L’affaire ne date pas d’hier. En 2019, cinq femmes travaillant dans des spas de luxe en France avaient déjà déposé des plaintes pour violences sexuelles contre Patrick Bruel. Les procédures avaient été classées sans suite, faute de preuves. Depuis, le dossier a pris une toute autre ampleur. Daniela Elstner, directrice générale d’Unifrance — l’organisme de promotion du cinéma français à l’international — a notamment déposé une plainte, décrivant des faits remontant à 1997. D’autres accusations couvrent une période allant de 1992 à 2019.

La défense de Patrick Bruel a maintenu une ligne constante. Son avocat, Christophe Ingrain, a affirmé à l’AFP que le chanteur « n’a jamais rejeté un refus, n’a jamais contraint qui que ce soit à un acte ou une relation sexuelle ». La présomption d’innocence s’applique tant que la justice n’a pas tranché.

Reste que l’équation est désormais différente.
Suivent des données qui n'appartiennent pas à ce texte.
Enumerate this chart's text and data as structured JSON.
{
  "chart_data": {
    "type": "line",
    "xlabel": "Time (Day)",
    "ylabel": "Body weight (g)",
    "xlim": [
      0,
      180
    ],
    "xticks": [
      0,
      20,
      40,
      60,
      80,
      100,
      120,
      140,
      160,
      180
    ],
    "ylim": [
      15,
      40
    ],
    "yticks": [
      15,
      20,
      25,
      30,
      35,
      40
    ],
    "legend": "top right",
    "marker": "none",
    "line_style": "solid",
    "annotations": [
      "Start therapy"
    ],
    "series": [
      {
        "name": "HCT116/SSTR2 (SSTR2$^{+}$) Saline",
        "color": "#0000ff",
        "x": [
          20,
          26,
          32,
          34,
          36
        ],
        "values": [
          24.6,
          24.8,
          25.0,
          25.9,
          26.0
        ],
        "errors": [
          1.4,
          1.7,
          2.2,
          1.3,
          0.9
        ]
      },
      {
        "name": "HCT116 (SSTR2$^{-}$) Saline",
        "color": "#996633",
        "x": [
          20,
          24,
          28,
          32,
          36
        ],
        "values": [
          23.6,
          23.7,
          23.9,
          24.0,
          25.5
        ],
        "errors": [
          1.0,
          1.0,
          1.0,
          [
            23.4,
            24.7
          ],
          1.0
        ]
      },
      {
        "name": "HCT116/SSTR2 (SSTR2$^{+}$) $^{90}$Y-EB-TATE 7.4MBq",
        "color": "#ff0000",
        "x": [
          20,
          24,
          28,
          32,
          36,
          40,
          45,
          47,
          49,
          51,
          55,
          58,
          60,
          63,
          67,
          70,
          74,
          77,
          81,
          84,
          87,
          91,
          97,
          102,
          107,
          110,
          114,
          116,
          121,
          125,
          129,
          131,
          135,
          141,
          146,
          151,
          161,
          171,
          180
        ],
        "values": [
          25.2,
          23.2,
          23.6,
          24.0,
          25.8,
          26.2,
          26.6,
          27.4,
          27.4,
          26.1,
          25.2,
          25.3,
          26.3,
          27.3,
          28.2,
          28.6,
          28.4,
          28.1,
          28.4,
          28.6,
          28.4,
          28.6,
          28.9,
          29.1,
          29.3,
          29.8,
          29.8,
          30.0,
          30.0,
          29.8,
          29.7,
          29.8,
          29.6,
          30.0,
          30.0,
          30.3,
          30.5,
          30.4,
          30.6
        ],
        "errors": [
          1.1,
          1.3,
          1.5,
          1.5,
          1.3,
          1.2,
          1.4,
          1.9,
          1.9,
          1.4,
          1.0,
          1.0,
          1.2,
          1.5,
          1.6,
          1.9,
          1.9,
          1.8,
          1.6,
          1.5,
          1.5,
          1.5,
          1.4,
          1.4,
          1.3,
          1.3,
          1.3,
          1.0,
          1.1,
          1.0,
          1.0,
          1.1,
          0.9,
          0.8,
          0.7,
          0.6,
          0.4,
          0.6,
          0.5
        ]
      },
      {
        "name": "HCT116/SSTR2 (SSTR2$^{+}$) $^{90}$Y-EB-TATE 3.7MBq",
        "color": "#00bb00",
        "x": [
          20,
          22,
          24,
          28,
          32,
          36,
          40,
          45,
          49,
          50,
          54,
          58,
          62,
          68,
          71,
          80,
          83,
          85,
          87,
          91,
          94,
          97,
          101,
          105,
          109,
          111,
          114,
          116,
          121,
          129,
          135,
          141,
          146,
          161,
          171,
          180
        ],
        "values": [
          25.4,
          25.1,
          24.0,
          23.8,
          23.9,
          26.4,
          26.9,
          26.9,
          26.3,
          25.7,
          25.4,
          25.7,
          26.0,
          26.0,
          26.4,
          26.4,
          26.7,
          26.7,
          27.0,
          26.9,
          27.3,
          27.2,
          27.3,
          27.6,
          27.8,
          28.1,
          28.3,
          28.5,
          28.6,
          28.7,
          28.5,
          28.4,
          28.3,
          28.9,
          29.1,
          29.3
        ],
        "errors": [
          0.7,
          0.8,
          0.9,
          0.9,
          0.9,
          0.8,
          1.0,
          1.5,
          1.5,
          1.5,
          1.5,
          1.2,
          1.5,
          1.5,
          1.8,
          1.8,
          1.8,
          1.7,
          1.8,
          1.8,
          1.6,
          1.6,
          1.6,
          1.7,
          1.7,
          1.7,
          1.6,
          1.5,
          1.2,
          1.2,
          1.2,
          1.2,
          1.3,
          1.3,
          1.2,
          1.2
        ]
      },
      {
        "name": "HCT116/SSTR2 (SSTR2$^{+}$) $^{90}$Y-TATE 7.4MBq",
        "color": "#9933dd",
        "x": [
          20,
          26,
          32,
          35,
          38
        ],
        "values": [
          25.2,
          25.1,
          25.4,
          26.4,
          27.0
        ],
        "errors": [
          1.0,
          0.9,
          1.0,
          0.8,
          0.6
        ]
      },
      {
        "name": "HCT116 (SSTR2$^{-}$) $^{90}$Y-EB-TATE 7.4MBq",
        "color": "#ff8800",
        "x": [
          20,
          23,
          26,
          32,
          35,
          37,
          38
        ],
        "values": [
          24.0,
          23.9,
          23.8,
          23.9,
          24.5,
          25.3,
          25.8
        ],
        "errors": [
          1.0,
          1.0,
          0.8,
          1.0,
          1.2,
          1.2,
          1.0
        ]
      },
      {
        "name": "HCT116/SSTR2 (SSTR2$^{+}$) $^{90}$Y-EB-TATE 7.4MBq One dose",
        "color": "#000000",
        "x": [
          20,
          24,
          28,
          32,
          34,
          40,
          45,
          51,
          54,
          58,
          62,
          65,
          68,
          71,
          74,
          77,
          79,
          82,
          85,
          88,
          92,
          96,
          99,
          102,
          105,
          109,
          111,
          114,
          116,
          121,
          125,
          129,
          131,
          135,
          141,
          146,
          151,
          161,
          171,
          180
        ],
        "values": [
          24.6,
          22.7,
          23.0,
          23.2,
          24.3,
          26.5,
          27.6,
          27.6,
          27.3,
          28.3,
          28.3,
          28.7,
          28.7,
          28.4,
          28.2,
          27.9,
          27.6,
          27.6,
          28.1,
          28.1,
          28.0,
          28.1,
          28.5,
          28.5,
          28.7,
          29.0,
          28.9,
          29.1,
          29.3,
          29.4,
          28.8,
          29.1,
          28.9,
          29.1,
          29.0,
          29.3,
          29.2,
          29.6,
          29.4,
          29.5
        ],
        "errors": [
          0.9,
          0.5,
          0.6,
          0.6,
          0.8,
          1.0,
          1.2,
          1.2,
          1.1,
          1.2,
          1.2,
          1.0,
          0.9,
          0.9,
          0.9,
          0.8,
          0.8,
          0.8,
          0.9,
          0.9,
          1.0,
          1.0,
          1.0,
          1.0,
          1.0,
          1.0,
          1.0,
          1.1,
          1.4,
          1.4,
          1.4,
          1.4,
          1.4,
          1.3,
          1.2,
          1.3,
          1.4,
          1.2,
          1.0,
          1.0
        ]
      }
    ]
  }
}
Dans plusieurs affaires similaires — PPDA, Gérard Depardieu — les institutions culturelles avaient attendu des mois, parfois des années, avant de prendre position. Ici, les retraits se sont enchaînés en quelques jours, signe d’un rapport de force qui a changé.

Le milieu face à lui-même

La question posée par l’affaire Bruel dépasse le cas individuel. Elle touche à la manière dont le secteur du spectacle traite les signalements. Des plaignantes dénoncent un système de protection qui aurait, pendant trop longtemps, privilégié la carrière des artistes sur la parole des victimes. Des procédures classées sans suite, des pressions informelles pour ne pas parler, une industrie organisée autour de la notoriété de ses têtes d’affiche.
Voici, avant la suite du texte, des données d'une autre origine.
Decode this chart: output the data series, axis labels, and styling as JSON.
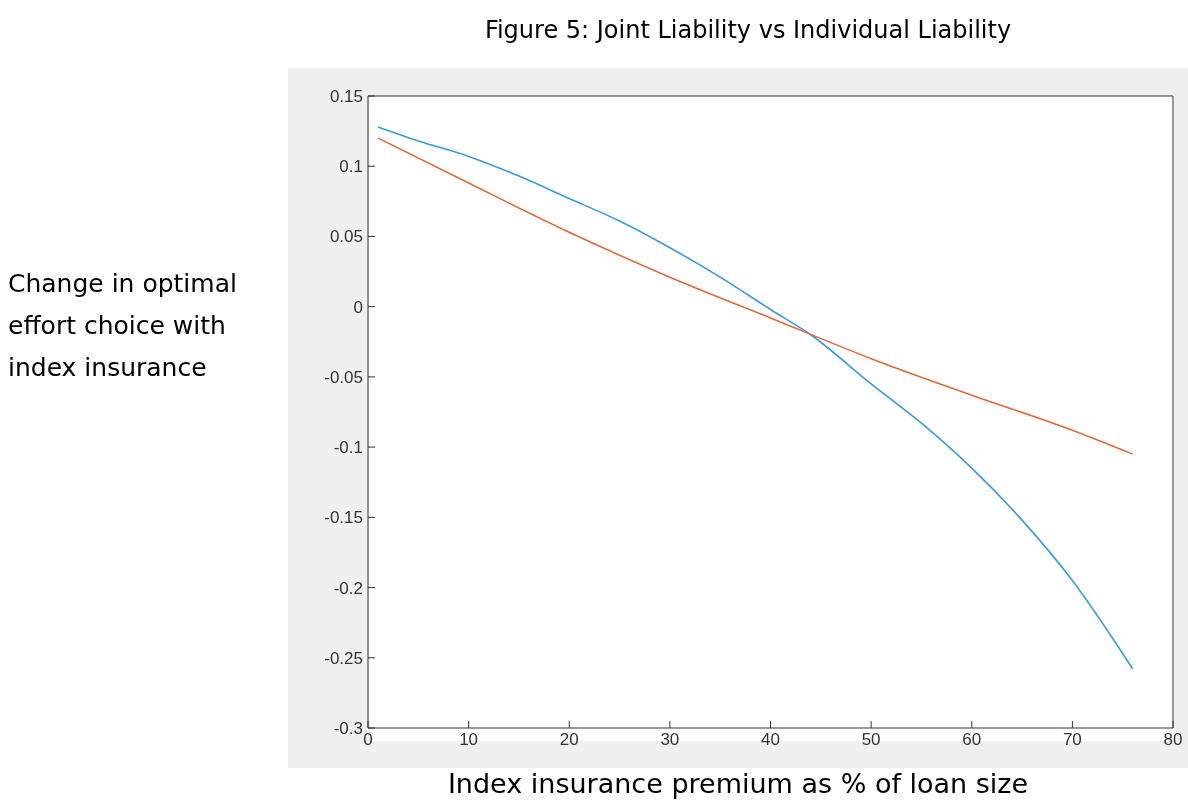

À l’international, le festival de Pully, en Suisse, a lui choisi de maintenir Patrick Bruel à son programme malgré la polémique, quand le Paléo Festival de Nyon et une agence québécoise ont annoncé leur rupture. Le partage est net entre ceux qui attendent le verdict judiciaire et ceux qui estiment que l’accumulation des témoignages suffit à justifier une mise à l’écart immédiate.

La prochaine audience devant un tribunal, si elle a lieu, dira jusqu’où la justice française entend aller. En attendant, les dates de tournée de Patrick Bruel, prévues dans les prochains mois, restent pour l’heure maintenues.